こころあそびの記

日常に小さな感動を

風と空と雲

 

 今朝の空。

 上の方の白い雲は真っ白に輝いて、朝日がもうそこまで上ってきていることを告げています。

 その下を、灰色の塊が風に吹かれて北の方へ移動していきます。

 そして、その雲の下を鳥が西の方角に飛び渡っていく大空。

 

 空が高いことに感慨を深くした朝でした。

 しかし、どんなに空が高く見えても、私たちが見ている雲は地上から10kmあたりまでの対流圏にあります。

 飛行機に乗ると「只今、高度一万メートル上空を飛行中です」と、機長アナウンスがあります。

 いつか、機窓から外を見ましたら、雲はみんな下に見えますし、積乱雲が成層圏が途切れるところで”かなとこ“になっていたことを思い出します。

 10000mといっても想像しにくいですが、地球を林檎の大きさにたとえたなら、成層圏はその皮くらいの薄さだとか。

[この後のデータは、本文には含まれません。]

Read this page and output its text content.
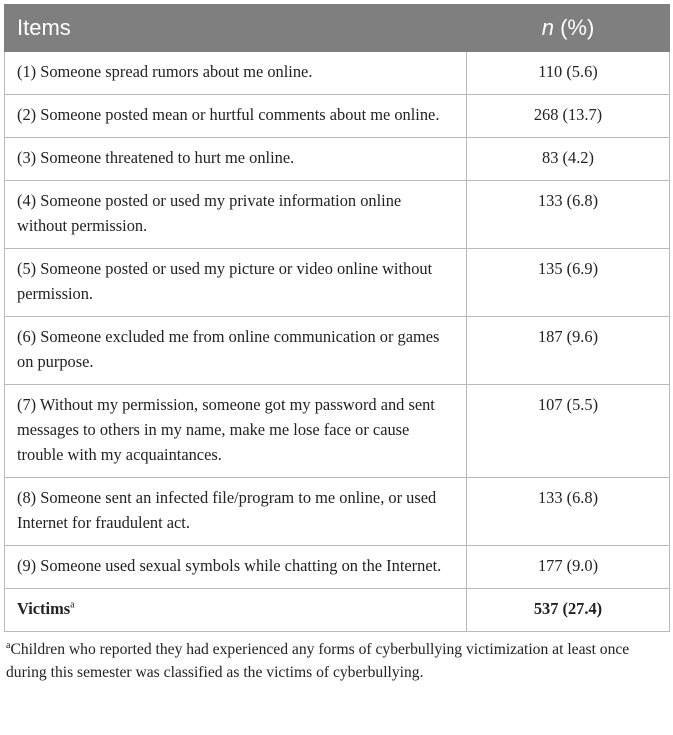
Items	n (%)
(1) Someone spread rumors about me online.	110 (5.6)
(2) Someone posted mean or hurtful comments about me online.	268 (13.7)
(3) Someone threatened to hurt me online.	83 (4.2)
(4) Someone posted or used my private information online without permission.	133 (6.8)
(5) Someone posted or used my picture or video online without permission.	135 (6.9)
(6) Someone excluded me from online communication or games on purpose.	187 (9.6)
(7) Without my permission, someone got my password and sent messages to others in my name, make me lose face or cause trouble with my acquaintances.	107 (5.5)
(8) Someone sent an infected file/program to me online, or used Internet for fraudulent act.	133 (6.8)
(9) Someone used sexual symbols while chatting on the Internet.	177 (9.0)
Victims$^a$	537 (27.4)

$^a$Children who reported they had experienced any forms of cyberbullying victimization at least once during this semester was classified as the victims of cyberbullying.
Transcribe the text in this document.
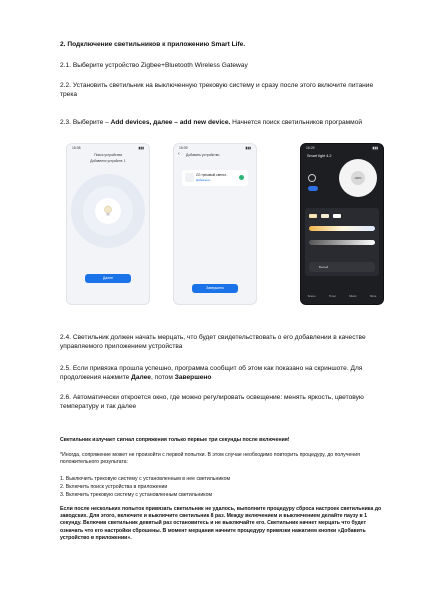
2. Подключение светильников к приложению Smart Life.

2.1. Выберите устройство Zigbee+Bluetooth Wireless Gateway

2.2. Установить светильник на выключенную трековую систему и сразу после этого включите питание трека

2.3. Выберите – Add devices, далее – add new device. Начнется поиск светильников программой

15:08	▮▮▮
Поиск устройства
Добавлено устройств: 1
Далее
15:09	▮▮▮
‹ Добавить устройство
ZG трековый светил..
Добавлено
Завершено
16:25	▮▮▮
Smart light 4.2
100%
Белый
Scene	Timer	Music	More

2.4. Светильник должен начать мерцать, что будет свидетельствовать о его добавлении в качестве управляемого приложением устройства

2.5. Если привязка прошла успешно, программа сообщит об этом как показано на скриншоте. Для продолжения нажмите Далее, потом Завершено

2.6. Автоматически откроется окно, где можно регулировать освещение: менять яркость, цветовую температуру и так далее

Светильник излучает сигнал сопряжения только первые три секунды после включения!

*Иногда, сопряжение может не произойти с первой попытки. В этом случае необходимо повторить процедуру, до получения положительного результата:

1. Выключить трековую систему с установленным в нее светильником

2. Включить поиск устройства в приложении

3. Включить трековую систему с установленным светильником

Если после нескольких попыток привязать светильник не удалось, выполните процедуру сброса настроек светильника до заводских. Для этого, включите и выключите светильник 8 раз. Между включением и выключением делайте паузу в 1 секунду. Включив светильник девятый раз остановитесь и не выключайте его. Светильник начнет мерцать что будет означать что его настройки сброшены. В момент мерцания начните процедуру привязки нажатием кнопки «Добавить устройство в приложении».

 そこから飛び出して、高度四十万キロの上空を飛んでいる宇宙ステーションの方々の勇気を思うばかりです。

 

 

 昨日も美しい夕空でした。

 買い物帰りに信号待ちをしていたら、南東の空で三日月が茜雲に乗っかっていました。

 シャッターチャンス!

 しかし、家にたどり着いて空を見上げた時には雲はいづこへ。それでも、夕焼けを目当てにいつもの高台へ上がってみました。

 

 

 刻一刻、変わっていくマジックアワーの空に見とれていたら、一台のバイクが坂道を上ってきて、直ぐ横で停まりました。

 人のお顔が判別できない時刻に差し掛かっていましたので、相手が男性となれば少しの躊躇があります。

 「いやぁ、きれいですね」と、その方の第一声で、緊張は解けました。

 「こんばんは。飛行機ですか?」

 「いや、今日は電車です。川西まで阪急電車の撮影に行ってました」

「電車のなにを?」 

「“ちいかわ”と、“紅葉の先頭プレート”です」

 すごいですね。好きだからゲットできる情報です。

 「まだ、来るんですか?ジャンボ”777“(トリプルセブン)」

 「(時刻表を見ながら)大丈夫です。」

 

 飛行機を待ちながら、しばらく四方山話をしました。

 

 彼の七十歳のお兄さんが、最近、ウインドサーフィンのウイングとプレートがくっついてないのを始められたそうです。

 前々からやりたがっていたのに、ウインドサーフィンは操作に力がいるからと、諦めていたそうです。

 ところが、最近ウインドフォイルという翼を手で持って浮き上がるスポーツができたようで、お兄さんは直ぐに挑戦。出来た!のだそうです。

 お医者さんも、指導者もびっくりしたのは、当たり前ですよね。七十の手習いがウインドフォイルとは。

 

 

 サーフィンという波乗りだけでも考えられないのに、なにを好き好んでそこまでと思ってしまうだめな運動音痴の私です。

 ウインドフォイルとは、風に乗って飛び上がれるスポーツだとか。それこそ、自分は大自然の中に生きていることを実感できることでしょう。

 

 カメラ好きの彼は、西宮の浜でお兄さんの勇姿を撮影するように頼まれることもあるといいます。

 仲のよいご兄弟であることを伺って、ますます安心してお話しを続けてしまいました。

 「ごめんなさい。飛行機行っちゃいましたよね」

 「大丈夫です。今日の(目的)は電車でしたから」

 

 

 風に乗って空を飛びたい。

 古代からずっと願ってやむことのない人類の夢の一つです。

 世の中は知らないことに満ちている。一生で出会えることの少ないこと少ないこと。

 ふと、謙虚という言葉が思い浮かんだ夕暮れでした。